Spirulina and Senescence: p16/CDK4/6, SASP, and Cellular Ageing Mechanisms

Triggers of Cellular Senescence

Cellular senescence is induced by: (1) replicative exhaustion (telomere attrition below ~5 kb triggers ATM/p53/p21-CDK arrest); (2) oncogene-induced senescence (OIS: HRAS-G12V/BRAF-V600E hyperactivation triggers p16/ARF locus induction); (3) oxidative stress-induced premature senescence (SIPS: 8-OHdG, DSBs, mitochondrial ROS); (4) SASP paracrine propagation (bystander senescence); (5) DNA damage from chemotherapy/radiation. Senescent cells are characterised by: SABeta-gal (lysosomal beta-galactosidase activity at pH 6.0), H3K9me3 senescence-associated heterochromatin foci (SAHF), LAP2/ lamin B1 downregulation, and macroH2A1 incorporation.

p16-RB Pathway and CDK4/6 Inhibition

p16/CDKN2A is a CDK4/6 inhibitor that blocks phosphorylation of RB (retinoblastoma protein). Hypophosphorylated RB sequesters E2F transcription factors, suppressing S-phase gene expression (cyclin E, DHFR, PCNA) and enforcing G1 arrest. p21/CDKN1A (p53 target, also ATF4 target under ISR) inhibits CDK2 (G1/S) and CDK1 (G2/M) and PCNA (DNA replication). Together p16 and p21 provide redundant senescence enforcement. Nrf2 activation reduces oxidative DNA damage, the primary driver of SIPS and p16/p21 upregulation, thereby attenuating senescence entry in healthy cells while not protecting oncogene-driven OIS (which is tumour-suppressive).

SASP: The Senescence-Associated Secretory Phenotype

Senescent cells secrete a complex mix of inflammatory cytokines, chemokines, matrix metalloproteinases (MMPs), and growth factors termed SASP: IL-6, IL-8 (CXCL8), IL-1alpha (IRAK4/NF-kB amplifier), MMP3/MMP9 (ECM remodelling), GM-CSF (VEGF), GROalpha (CXCL1). SASP is driven by NF-kB (IL-1alpha autoclrine loop), C/EBPbeta, and cGAS-STING (from cytoplasmic chromatin). PCB-driven NF-kB suppression directly attenuates SASP cytokine production; Nrf2-STING attenuation (via Nrf2-OGG1 reducing cytoplasmic dsDNA) reduces the cGAS-STING-NF-kB SASP amplification arm.

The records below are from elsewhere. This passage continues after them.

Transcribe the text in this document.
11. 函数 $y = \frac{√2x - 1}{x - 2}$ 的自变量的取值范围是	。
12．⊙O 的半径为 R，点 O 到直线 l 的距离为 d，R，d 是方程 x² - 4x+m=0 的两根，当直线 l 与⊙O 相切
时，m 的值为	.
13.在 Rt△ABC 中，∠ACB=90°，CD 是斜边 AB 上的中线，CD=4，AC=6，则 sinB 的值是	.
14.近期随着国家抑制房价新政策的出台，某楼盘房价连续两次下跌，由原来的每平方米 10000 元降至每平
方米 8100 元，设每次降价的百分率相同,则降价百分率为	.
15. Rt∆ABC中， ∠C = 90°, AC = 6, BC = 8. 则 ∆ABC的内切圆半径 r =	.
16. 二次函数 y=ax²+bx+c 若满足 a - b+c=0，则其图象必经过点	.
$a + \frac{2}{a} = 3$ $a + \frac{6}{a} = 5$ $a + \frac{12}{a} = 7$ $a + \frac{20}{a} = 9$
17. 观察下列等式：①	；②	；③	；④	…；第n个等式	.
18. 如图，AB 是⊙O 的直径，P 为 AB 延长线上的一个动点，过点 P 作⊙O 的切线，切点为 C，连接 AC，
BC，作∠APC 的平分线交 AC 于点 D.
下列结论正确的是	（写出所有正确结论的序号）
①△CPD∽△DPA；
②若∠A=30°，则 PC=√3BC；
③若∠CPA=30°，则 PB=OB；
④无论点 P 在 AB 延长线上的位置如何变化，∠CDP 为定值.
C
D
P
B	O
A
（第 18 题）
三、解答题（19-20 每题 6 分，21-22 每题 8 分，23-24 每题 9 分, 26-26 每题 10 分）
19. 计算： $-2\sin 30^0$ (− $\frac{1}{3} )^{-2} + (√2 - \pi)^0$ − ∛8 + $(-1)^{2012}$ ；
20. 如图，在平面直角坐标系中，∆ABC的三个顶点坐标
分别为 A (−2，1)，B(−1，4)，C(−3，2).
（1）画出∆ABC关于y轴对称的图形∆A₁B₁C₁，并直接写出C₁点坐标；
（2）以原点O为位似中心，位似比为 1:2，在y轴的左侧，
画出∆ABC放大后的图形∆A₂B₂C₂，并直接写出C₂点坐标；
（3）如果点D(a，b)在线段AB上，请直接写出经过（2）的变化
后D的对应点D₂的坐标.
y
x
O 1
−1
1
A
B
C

Mitophagy and Senescence Prevention

Dysfunctional mitochondria (low membrane potential, high ROS) in senescent cells amplify SASP via mtROS-NF-kB and contribute to cytoplasmic mtDNA leakage (cGAS-STING). Selective mitophagy (PINK1-Parkin pathway, BNIP3L/NIX, FUNDC1 receptor-mediated) clears damaged mitochondria, reducing the ROS and mtDNA source. AMPK activates PINK1 expression (via PGC-1alpha/NRF1) and ULK1-dependent mitophagy initiation. Spirulina's AMPK axis thus promotes mitophagy as a senescence-preventive mechanism, consistent with lifespan extension data in C. elegans and Drosophila models of spirulina feeding.

Senolytics vs. Senostatics: Mechanistic Context

Senolytics (navitoclax/ABT-263 targeting BCL-2/BCL-XL, dasatinib+quercetin) selectively kill senescent cells by overcoming their apoptotic resistance (high BCL-2/BCL-W/MCL-1). Senostatics suppress SASP without killing senescent cells (rapamycin mTORC1 inhibition, JAK1/2 inhibition, NF-kB inhibitors). Spirulina functions as a senostatic: PCB-driven NF-kB and STING suppression reduces SASP amplitude, and AMPK-mTOR inhibition attenuates mTOR-driven SASP translation, without directly promoting senescent cell apoptosis.

NAD+ Decline and Senescence

Senescent cells show marked NAD+ depletion: PARP-1 hyperactivation (responding to persistent DDR), CD38 ectoenzyme upregulation (in SASP microenvironment), and impaired NAMPT (visfatin) activity. Low NAD+ reduces SIRT1/3/6 activity, further impairing DDR (SIRT6 H3K9 deacetylation), mitochondrial quality, and NF-kB suppression. AMPK activation by spirulina induces NAMPT, restoring NAD+ and re-activating the sirtuin anti-senescence axis, creating a favourable feedback loop against SASP progression.